In short, the enactment of section 171.109(a) and (b) evidences the legislature's intent that: (1) corporations generally keep their books according to GAAP, and (2) deductible obligations include only sum-certain, non-contingent obligations. The Comptroller's interpretation and application of the statute harmonizes the subsections and gives the most effect to the legislature's intent on both issues. We therefore hold that the computation of deductible "debt" for franchise tax purposes requires, first, that the "debt" be a liability under GAAP and, second, that it satisfy the restricted definition of "debt" in section 171.109(a)(3).[5] We conclude that the district court did not err in granting the Comptroller's motion for summary judgment and denying TUEC's motion for summary judgment. We overrule TUEC's first point of error.
In its second point of error, TUEC contends the district court erred in granting the Comptroller's counterclaim. In its counterclaim, the Comptroller argued that if the Tax Code allows TUEC to deduct its future rentals as debt, it also requires TUEC to include TUEC's future revenues from the operating leases as an asset. The Comptroller asserted this counterclaim as an alternative argument, contingent upon the district court's granting TUEC's refund. The district-court judgment, however, contains language that appears to grant both items of requested relief, with the granting of the counterclaim being contingent on TUEC being awarded a tax refund. The judgment does not, however, award TUEC a tax refund. It is clear the district court refused to award TUEC a tax refund because the court did not consider the future rentals under the operating leases to be deductible. Because the trial court determined that the contingency would not happen, i.e., that TUEC could not deduct the future rentals under the operating leases as "debt," the issue presented in the Comptroller's contingent counterclaim was moot. The portion of the judgment purporting to grant the Comptroller's counterclaim was therefore improper. See Ferguson v. DRG/Colony North, Ltd., 764 S.W.2d 874, 880 (Tex.App.Austin 1989, writ denied). We sustain point of error two.
CONCLUSION
We modify the judgment of the trial court to delete the portion granting the Comptroller's counterclaim and affirm it as modified.
CARROLL, C.J., not participating.
NOTES
[1] The Tax Code required TUEC to sue both the Comptroller and the State Attorney General. See Tax Code § 112.151(b). The interests of the Comptroller and the Attorney General do not diverge in this case. For convenience, we will refer to both collectively as "the Comptroller."

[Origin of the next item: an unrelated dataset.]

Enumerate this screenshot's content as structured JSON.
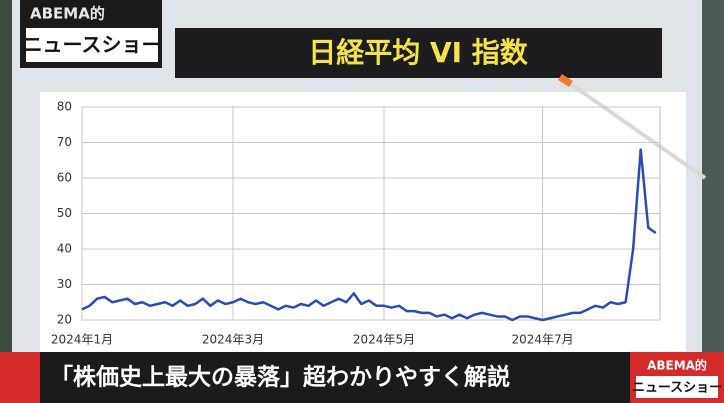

[2] Although the franchise tax statute imposes tax on both corporations and limited liability companies, most of the statutory provisions use only the word "corporation." The Tax Code defines the term "corporation" to include a limited liability company. See Tax Code § 171.101(b)(3)(A) (West Supp.1998). For convenience, we will use the term "corporation" even though TUEC appears to be a limited liability company.
[3] The Comptroller points out another exception to the GAAP rule that the proviso may reference. That is, section 171.109(c) allows certain small corporations to use federal income tax accounting methods, rather than GAAP, to calculate franchise tax. See Tax Code § 171.109(c).
[4] We apply a contrary rule only if doubt about the applicability of a tax remains after we employ the dominant rules of statutory construction. In that circumstance, we resolve ambiguities in favor of the taxpayer, against the taxing authority. See Calvert v. Texas Pipe Line Co., 517 S.W.2d 777, 781 (Tex.1974); Wilburn v. State, 824 S.W.2d 755, 760 (Tex.App.Austin 1992, no writ). TUEC does not dispute that its business comes within the scope of the franchise tax statute.
[5] We do not express an opinion on the computation of "debt" for a small corporation that opts to use federal income tax accounting pursuant to section 171.109(c). See footnote 3, supra.